Abstracts
Résumé
Cet article propose de reconsidérer l’oeuvre de l’artiste contemporain américain Andres Serrano, notamment de sa série d’épreuves chromogéniques datant de 1992 et intitulée The Morgue qui expose un groupe de cadavres photographiés dans une morgue réelle. Je parle de reconsidérer l’oeuvre de Serrano parce que la série en question a déjà fait l’objet de plusieurs études. Cependant, les discours critiques à propos de cette série ne se sont jamais penchés sur les conséquences de cette invasion de la vie privée pour les morts. Dans cet article, j’explore la manière dont Serrano manifeste sa prise de conscience face à la vulnérabilité des morts, non pas en abordant l’éthique de ses choix, mais en examinant comment cette réification des corps perpétue néanmoins une forme de subjectivité posthume, question rarement abordée dans les domaines de l’histoire de l’art et de la théorie culturelle. L’encadrement et la mise au point, les titres, les choix esthétiques, la fragmentation des corps (qui tantôt dissimule, tantôt privilégie le visage), ainsi que le caractère d’infraction d’une intervention faite à la dérobée en milieu mortuaire : tous ces éléments affectent les types d’identité qui émanent de la spécificité des sexes et de connotations diverses accordant à la pathologie et à la criminalité une part significative.
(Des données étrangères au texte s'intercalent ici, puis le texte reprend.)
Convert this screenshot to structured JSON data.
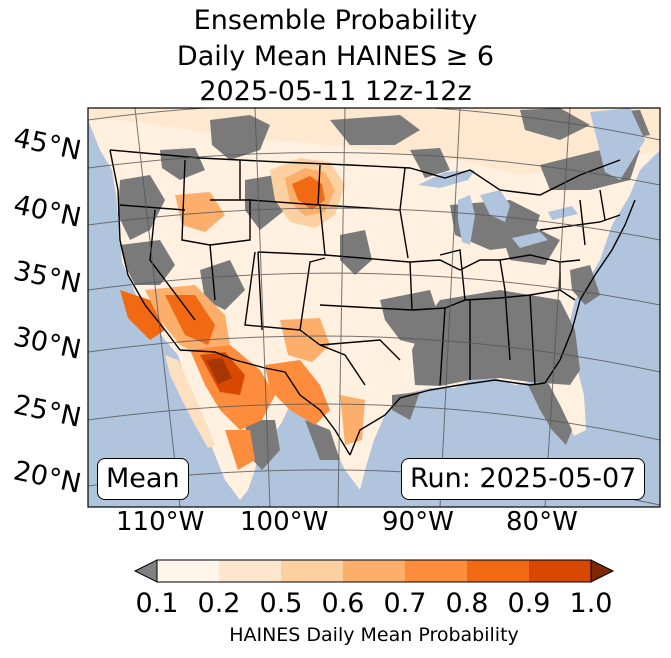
{
  "title": {
    "line1": "Ensemble Probability",
    "line2": "Daily Mean HAINES ≥ 6",
    "line3": "2025-05-11 12z-12z"
  },
  "lat_labels": [
    "45°N",
    "40°N",
    "35°N",
    "30°N",
    "25°N",
    "20°N"
  ],
  "lon_labels": [
    "110°W",
    "100°W",
    "90°W",
    "80°W"
  ],
  "stat_box": "Mean",
  "run_box": "Run: 2025-05-07",
  "colorbar": {
    "ticks": [
      "0.1",
      "0.2",
      "0.5",
      "0.6",
      "0.7",
      "0.8",
      "0.9",
      "1.0"
    ],
    "label": "HAINES Daily Mean Probability",
    "colors": [
      "#fff5eb",
      "#fee6ce",
      "#fdd0a2",
      "#fdae6b",
      "#fd8d3c",
      "#f16913",
      "#d94801",
      "#a63603"
    ],
    "under_color": "#808080",
    "over_color": "#7f2704"
  },
  "colors": {
    "ocean": "#b0c4de",
    "land_gray": "#7a7a7a",
    "border": "#000000",
    "grid": "#555555"
  }
}
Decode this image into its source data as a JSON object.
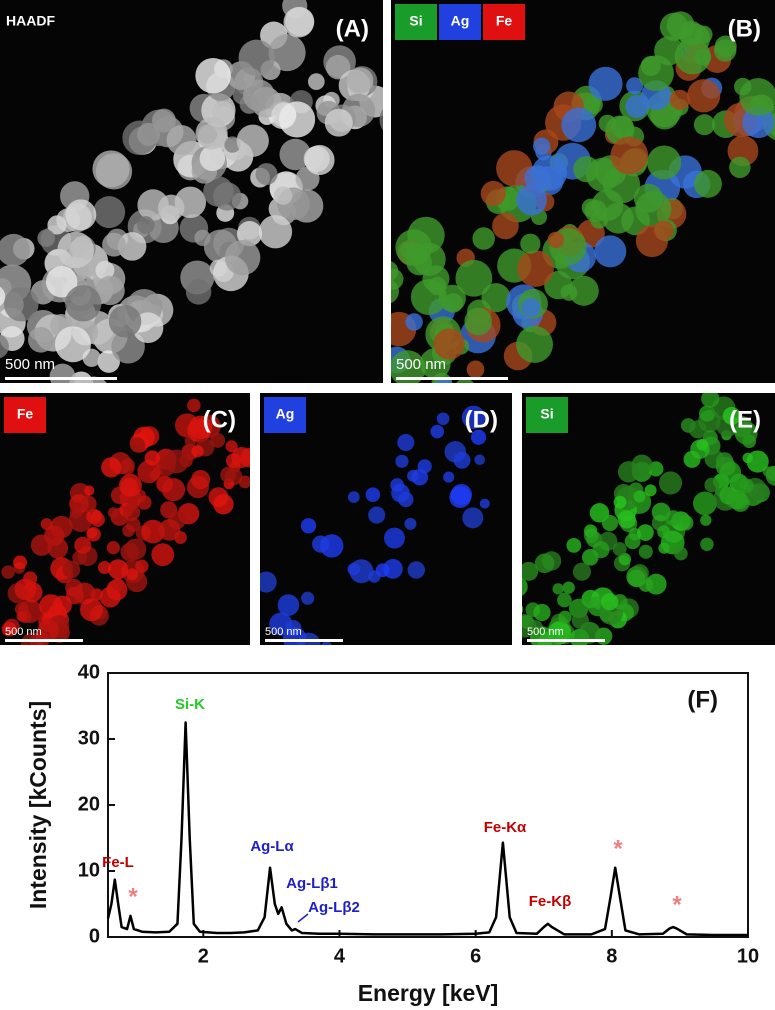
{
  "panels": [
    {
      "label": "(A)",
      "tags": [
        "HAADF"
      ],
      "scale": "500 nm"
    },
    {
      "label": "(B)",
      "tags": [
        "Si",
        "Ag",
        "Fe"
      ],
      "scale": "500 nm"
    },
    {
      "label": "(C)",
      "tags": [
        "Fe"
      ],
      "scale": "500 nm"
    },
    {
      "label": "(D)",
      "tags": [
        "Ag"
      ],
      "scale": "500 nm"
    },
    {
      "label": "(E)",
      "tags": [
        "Si"
      ],
      "scale": "500 nm"
    }
  ],
  "chart_data": {
    "type": "line",
    "panel_label": "(F)",
    "x_label": "Energy [keV]",
    "y_label": "Intensity [kCounts]",
    "xlim": [
      0.6,
      10
    ],
    "ylim": [
      0,
      40
    ],
    "xticks": [
      2,
      4,
      6,
      8,
      10
    ],
    "yticks": [
      0,
      10,
      20,
      30,
      40
    ],
    "x": [
      0.6,
      0.65,
      0.7,
      0.75,
      0.8,
      0.88,
      0.93,
      0.98,
      1.1,
      1.3,
      1.5,
      1.62,
      1.68,
      1.74,
      1.8,
      1.86,
      1.95,
      2.2,
      2.4,
      2.6,
      2.8,
      2.9,
      2.98,
      3.05,
      3.1,
      3.15,
      3.22,
      3.3,
      3.35,
      3.45,
      3.7,
      4,
      4.5,
      5,
      5.5,
      6,
      6.2,
      6.3,
      6.4,
      6.5,
      6.6,
      6.9,
      7.0,
      7.06,
      7.12,
      7.3,
      7.7,
      7.9,
      7.98,
      8.05,
      8.12,
      8.2,
      8.4,
      8.75,
      8.85,
      8.9,
      8.95,
      9.1,
      9.5,
      10
    ],
    "series": [
      {
        "color": "#000000",
        "values": [
          2.8,
          5,
          8.7,
          5,
          1.5,
          1.2,
          3.2,
          1.2,
          0.8,
          0.7,
          0.8,
          2,
          15,
          32.5,
          15,
          2,
          0.8,
          0.6,
          0.6,
          0.7,
          1.0,
          3,
          10.5,
          5,
          3.5,
          4.5,
          2,
          1.0,
          1.2,
          0.6,
          0.5,
          0.5,
          0.4,
          0.4,
          0.4,
          0.5,
          0.7,
          3,
          14.3,
          3,
          0.6,
          0.5,
          1.5,
          2.0,
          1.5,
          0.4,
          0.4,
          1.2,
          6,
          10.5,
          6,
          1,
          0.4,
          0.5,
          1.3,
          1.5,
          1.3,
          0.4,
          0.3,
          0.3
        ]
      }
    ],
    "annotations": [
      {
        "text": "Fe-L",
        "color": "#c00000"
      },
      {
        "text": "*",
        "color": "#f08080"
      },
      {
        "text": "Si-K",
        "color": "#22cc22"
      },
      {
        "text": "Ag-Lα",
        "color": "#1f1fc8"
      },
      {
        "text": "Ag-Lβ1",
        "color": "#1f1fc8"
      },
      {
        "text": "Ag-Lβ2",
        "color": "#1f1fc8"
      },
      {
        "text": "Fe-Kα",
        "color": "#c00000"
      },
      {
        "text": "Fe-Kβ",
        "color": "#c00000"
      },
      {
        "text": "*",
        "color": "#f08080"
      },
      {
        "text": "*",
        "color": "#f08080"
      }
    ]
  }
}
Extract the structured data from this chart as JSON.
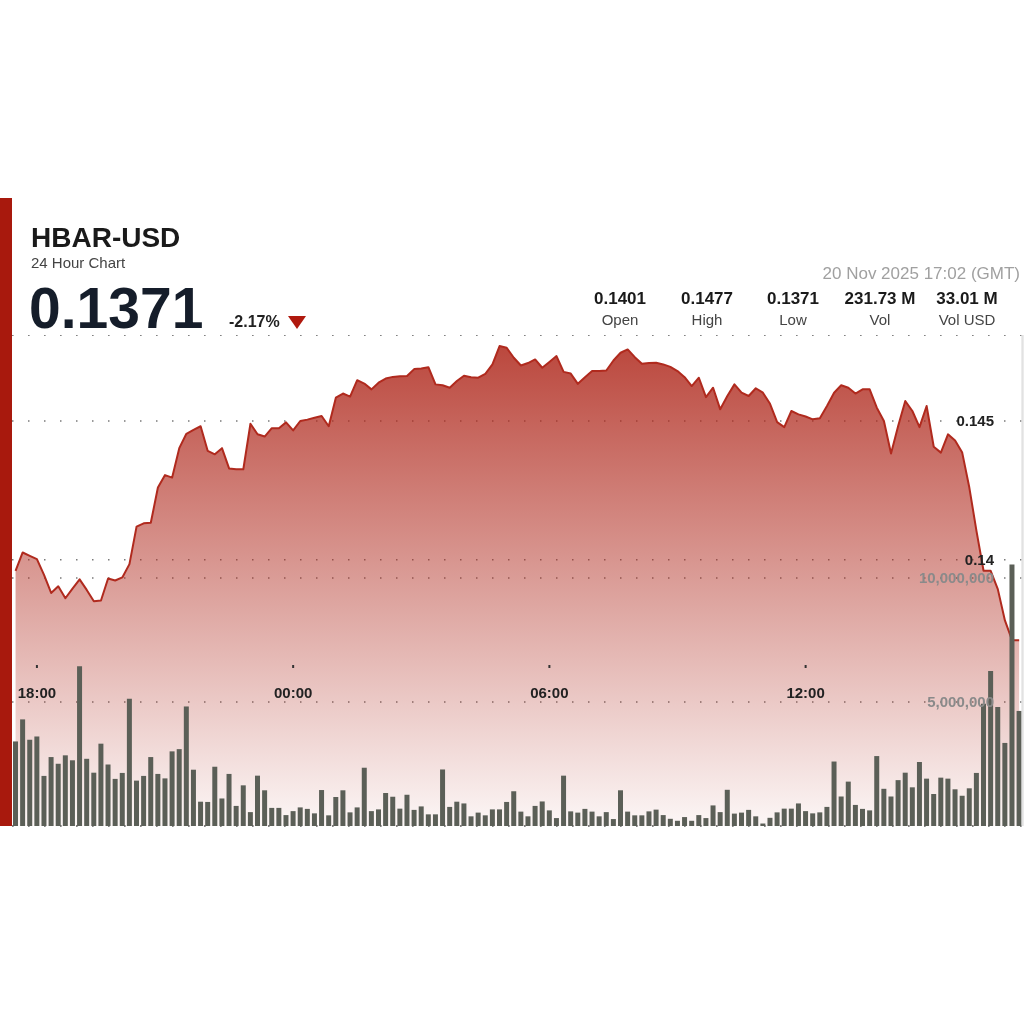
{
  "chart_data": {
    "type": "area",
    "title": "HBAR-USD",
    "subtitle": "24 Hour Chart",
    "annotations": [
      "0.1371",
      "-2.17%",
      "20 Nov 2025 17:02 (GMT)",
      "0.1401",
      "Open",
      "0.1477",
      "High",
      "0.1371",
      "Low",
      "231.73 M",
      "Vol",
      "33.01 M",
      "Vol USD"
    ],
    "x": [
      "2025-11-19T17:30",
      "2025-11-19T17:40",
      "2025-11-19T17:50",
      "2025-11-19T18:00",
      "2025-11-19T18:10",
      "2025-11-19T18:20",
      "2025-11-19T18:30",
      "2025-11-19T18:40",
      "2025-11-19T18:50",
      "2025-11-19T19:00",
      "2025-11-19T19:10",
      "2025-11-19T19:20",
      "2025-11-19T19:30",
      "2025-11-19T19:40",
      "2025-11-19T19:50",
      "2025-11-19T20:00",
      "2025-11-19T20:10",
      "2025-11-19T20:20",
      "2025-11-19T20:30",
      "2025-11-19T20:40",
      "2025-11-19T20:50",
      "2025-11-19T21:00",
      "2025-11-19T21:10",
      "2025-11-19T21:20",
      "2025-11-19T21:30",
      "2025-11-19T21:40",
      "2025-11-19T21:50",
      "2025-11-19T22:00",
      "2025-11-19T22:10",
      "2025-11-19T22:20",
      "2025-11-19T22:30",
      "2025-11-19T22:40",
      "2025-11-19T22:50",
      "2025-11-19T23:00",
      "2025-11-19T23:10",
      "2025-11-19T23:20",
      "2025-11-19T23:30",
      "2025-11-19T23:40",
      "2025-11-19T23:50",
      "2025-11-20T00:00",
      "2025-11-20T00:10",
      "2025-11-20T00:20",
      "2025-11-20T00:30",
      "2025-11-20T00:40",
      "2025-11-20T00:50",
      "2025-11-20T01:00",
      "2025-11-20T01:10",
      "2025-11-20T01:20",
      "2025-11-20T01:30",
      "2025-11-20T01:40",
      "2025-11-20T01:50",
      "2025-11-20T02:00",
      "2025-11-20T02:10",
      "2025-11-20T02:20",
      "2025-11-20T02:30",
      "2025-11-20T02:40",
      "2025-11-20T02:50",
      "2025-11-20T03:00",
      "2025-11-20T03:10",
      "2025-11-20T03:20",
      "2025-11-20T03:30",
      "2025-11-20T03:40",
      "2025-11-20T03:50",
      "2025-11-20T04:00",
      "2025-11-20T04:10",
      "2025-11-20T04:20",
      "2025-11-20T04:30",
      "2025-11-20T04:40",
      "2025-11-20T04:50",
      "2025-11-20T05:00",
      "2025-11-20T05:10",
      "2025-11-20T05:20",
      "2025-11-20T05:30",
      "2025-11-20T05:40",
      "2025-11-20T05:50",
      "2025-11-20T06:00",
      "2025-11-20T06:10",
      "2025-11-20T06:20",
      "2025-11-20T06:30",
      "2025-11-20T06:40",
      "2025-11-20T06:50",
      "2025-11-20T07:00",
      "2025-11-20T07:10",
      "2025-11-20T07:20",
      "2025-11-20T07:30",
      "2025-11-20T07:40",
      "2025-11-20T07:50",
      "2025-11-20T08:00",
      "2025-11-20T08:10",
      "2025-11-20T08:20",
      "2025-11-20T08:30",
      "2025-11-20T08:40",
      "2025-11-20T08:50",
      "2025-11-20T09:00",
      "2025-11-20T09:10",
      "2025-11-20T09:20",
      "2025-11-20T09:30",
      "2025-11-20T09:40",
      "2025-11-20T09:50",
      "2025-11-20T10:00",
      "2025-11-20T10:10",
      "2025-11-20T10:20",
      "2025-11-20T10:30",
      "2025-11-20T10:40",
      "2025-11-20T10:50",
      "2025-11-20T11:00",
      "2025-11-20T11:10",
      "2025-11-20T11:20",
      "2025-11-20T11:30",
      "2025-11-20T11:40",
      "2025-11-20T11:50",
      "2025-11-20T12:00",
      "2025-11-20T12:10",
      "2025-11-20T12:20",
      "2025-11-20T12:30",
      "2025-11-20T12:40",
      "2025-11-20T12:50",
      "2025-11-20T13:00",
      "2025-11-20T13:10",
      "2025-11-20T13:20",
      "2025-11-20T13:30",
      "2025-11-20T13:40",
      "2025-11-20T13:50",
      "2025-11-20T14:00",
      "2025-11-20T14:10",
      "2025-11-20T14:20",
      "2025-11-20T14:30",
      "2025-11-20T14:40",
      "2025-11-20T14:50",
      "2025-11-20T15:00",
      "2025-11-20T15:10",
      "2025-11-20T15:20",
      "2025-11-20T15:30",
      "2025-11-20T15:40",
      "2025-11-20T15:50",
      "2025-11-20T16:00",
      "2025-11-20T16:10",
      "2025-11-20T16:20",
      "2025-11-20T16:30",
      "2025-11-20T16:40",
      "2025-11-20T16:50",
      "2025-11-20T17:00"
    ],
    "series": [
      {
        "color": "#b02a1e",
        "values": [
          0.1396,
          0.14026,
          0.14014,
          0.14002,
          0.13945,
          0.1388,
          0.13904,
          0.13861,
          0.13896,
          0.13929,
          0.13891,
          0.1385,
          0.13853,
          0.13932,
          0.13925,
          0.13936,
          0.13984,
          0.14119,
          0.14131,
          0.14133,
          0.1426,
          0.14305,
          0.14296,
          0.14402,
          0.14454,
          0.14468,
          0.14481,
          0.14392,
          0.1438,
          0.14402,
          0.14329,
          0.14326,
          0.14326,
          0.1449,
          0.14452,
          0.14444,
          0.14474,
          0.14474,
          0.14495,
          0.14466,
          0.145,
          0.14505,
          0.14512,
          0.14518,
          0.14481,
          0.14584,
          0.14599,
          0.14588,
          0.14647,
          0.14635,
          0.14614,
          0.14638,
          0.14653,
          0.14659,
          0.14661,
          0.14662,
          0.14687,
          0.14689,
          0.14694,
          0.14632,
          0.14629,
          0.1462,
          0.14644,
          0.14663,
          0.14658,
          0.14656,
          0.1467,
          0.14704,
          0.1477,
          0.14764,
          0.14728,
          0.147,
          0.14709,
          0.14722,
          0.14692,
          0.14713,
          0.14734,
          0.14677,
          0.14671,
          0.14634,
          0.14658,
          0.1468,
          0.1468,
          0.14682,
          0.14718,
          0.14746,
          0.14758,
          0.1473,
          0.14706,
          0.14709,
          0.1471,
          0.14704,
          0.14695,
          0.1468,
          0.14658,
          0.14626,
          0.14656,
          0.14586,
          0.1462,
          0.14542,
          0.1459,
          0.14632,
          0.14602,
          0.1459,
          0.14618,
          0.14602,
          0.14562,
          0.14496,
          0.14478,
          0.14536,
          0.14524,
          0.14516,
          0.14506,
          0.1451,
          0.14554,
          0.14602,
          0.14629,
          0.1462,
          0.14599,
          0.14614,
          0.14614,
          0.14548,
          0.145,
          0.14383,
          0.14482,
          0.14572,
          0.14536,
          0.14478,
          0.14554,
          0.14407,
          0.14386,
          0.14452,
          0.1443,
          0.14386,
          0.1426,
          0.14104,
          0.1396,
          0.1396,
          0.13894,
          0.13781,
          0.1371,
          0.1371
        ]
      },
      {
        "type": "bar",
        "axis": "y2",
        "color": "#5b5f57",
        "values": [
          3410000,
          4300000,
          3480000,
          3610000,
          2020000,
          2780000,
          2510000,
          2850000,
          2650000,
          6440000,
          2710000,
          2150000,
          3320000,
          2480000,
          1900000,
          2140000,
          5130000,
          1830000,
          2020000,
          2780000,
          2100000,
          1920000,
          3010000,
          3100000,
          4820000,
          2270000,
          980000,
          970000,
          2390000,
          1110000,
          2100000,
          810000,
          1640000,
          560000,
          2030000,
          1440000,
          730000,
          730000,
          440000,
          600000,
          750000,
          690000,
          510000,
          1450000,
          430000,
          1170000,
          1440000,
          550000,
          750000,
          2350000,
          600000,
          670000,
          1330000,
          1180000,
          700000,
          1260000,
          650000,
          790000,
          470000,
          470000,
          2280000,
          770000,
          980000,
          910000,
          390000,
          540000,
          430000,
          670000,
          670000,
          970000,
          1400000,
          580000,
          390000,
          810000,
          990000,
          630000,
          320000,
          2030000,
          590000,
          540000,
          690000,
          580000,
          390000,
          560000,
          280000,
          1440000,
          580000,
          430000,
          430000,
          590000,
          660000,
          440000,
          290000,
          210000,
          360000,
          210000,
          440000,
          320000,
          830000,
          560000,
          1460000,
          500000,
          540000,
          650000,
          390000,
          100000,
          330000,
          550000,
          700000,
          700000,
          910000,
          600000,
          510000,
          550000,
          770000,
          2600000,
          1190000,
          1790000,
          850000,
          690000,
          630000,
          2820000,
          1500000,
          1190000,
          1850000,
          2150000,
          1560000,
          2580000,
          1910000,
          1290000,
          1950000,
          1910000,
          1480000,
          1220000,
          1520000,
          2140000,
          4930000,
          6250000,
          4800000,
          3350000,
          10550000,
          4640000
        ]
      }
    ],
    "xlim": [
      "2025-11-19T17:25",
      "2025-11-20T17:04"
    ],
    "xticks": [
      {
        "value": "2025-11-19T18:00",
        "label": "18:00"
      },
      {
        "value": "2025-11-20T00:00",
        "label": "00:00"
      },
      {
        "value": "2025-11-20T06:00",
        "label": "06:00"
      },
      {
        "value": "2025-11-20T12:00",
        "label": "12:00"
      }
    ],
    "ylim": [
      0.1304,
      0.1481
    ],
    "yticks": [
      0.14,
      0.145
    ],
    "y2lim": [
      0,
      19800000
    ],
    "y2ticks": [
      {
        "value": 5000000,
        "label": "5,000,000"
      },
      {
        "value": 10000000,
        "label": "10,000,000"
      }
    ],
    "grid": "y"
  }
}
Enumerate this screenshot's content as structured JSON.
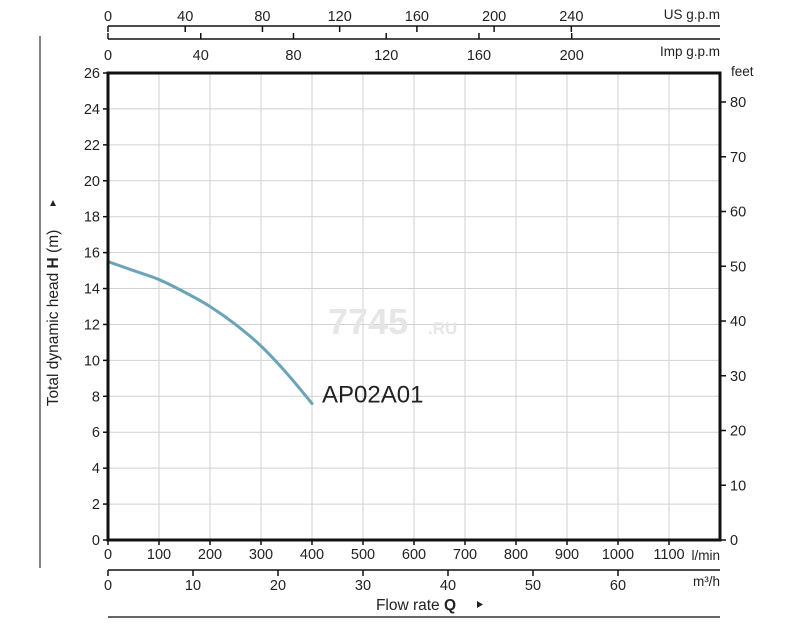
{
  "chart_data": {
    "type": "line",
    "watermark": {
      "main": "7745",
      "suffix": ".RU"
    },
    "ylabel": {
      "prefix": "Total dynamic head ",
      "bold": "H",
      "suffix": " (m)"
    },
    "xlabel": {
      "prefix": "Flow rate ",
      "bold": "Q"
    },
    "x_unit": "l/min",
    "xlim": [
      0,
      1200
    ],
    "ylim": [
      0,
      26
    ],
    "x_ticks": [
      0,
      100,
      200,
      300,
      400,
      500,
      600,
      700,
      800,
      900,
      1000,
      1100
    ],
    "y_ticks": [
      0,
      2,
      4,
      6,
      8,
      10,
      12,
      14,
      16,
      18,
      20,
      22,
      24,
      26
    ],
    "grid": true,
    "secondary_axes": {
      "us_gpm": {
        "unit": "US g.p.m",
        "ticks": [
          0,
          40,
          80,
          120,
          160,
          200,
          240
        ],
        "per_lmin": 0.264172
      },
      "imp_gpm": {
        "unit": "Imp g.p.m",
        "ticks": [
          0,
          40,
          80,
          120,
          160,
          200
        ],
        "per_lmin": 0.219969
      },
      "feet": {
        "unit": "feet",
        "ticks": [
          0,
          10,
          20,
          30,
          40,
          50,
          60,
          70,
          80
        ],
        "per_m": 3.28084
      },
      "m3h": {
        "unit": "m³/h",
        "ticks": [
          0,
          10,
          20,
          30,
          40,
          50,
          60
        ],
        "per_lmin": 0.06
      }
    },
    "series": [
      {
        "name": "AP02A01",
        "color": "#6aa4b7",
        "x": [
          0,
          50,
          100,
          150,
          200,
          250,
          300,
          350,
          400
        ],
        "y": [
          15.5,
          15.0,
          14.5,
          13.8,
          13.0,
          12.0,
          10.8,
          9.3,
          7.6
        ]
      }
    ]
  }
}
La capacité d’agir de Serrano se révèle indirectement dans ses travaux, lorsque l’artiste transgresse l’ordre du pouvoir généralement accordé aux vivants et retiré aux morts (effet de présence des corps, capacité de contact, d’accès visuel). En étendant aux morts une notion de subjectivité qui emprunte à la pensée de Judith Butler, je démontrerai que les cadavres de Serrano restent intensément vulnérables à la violence qu’implique toute représentation.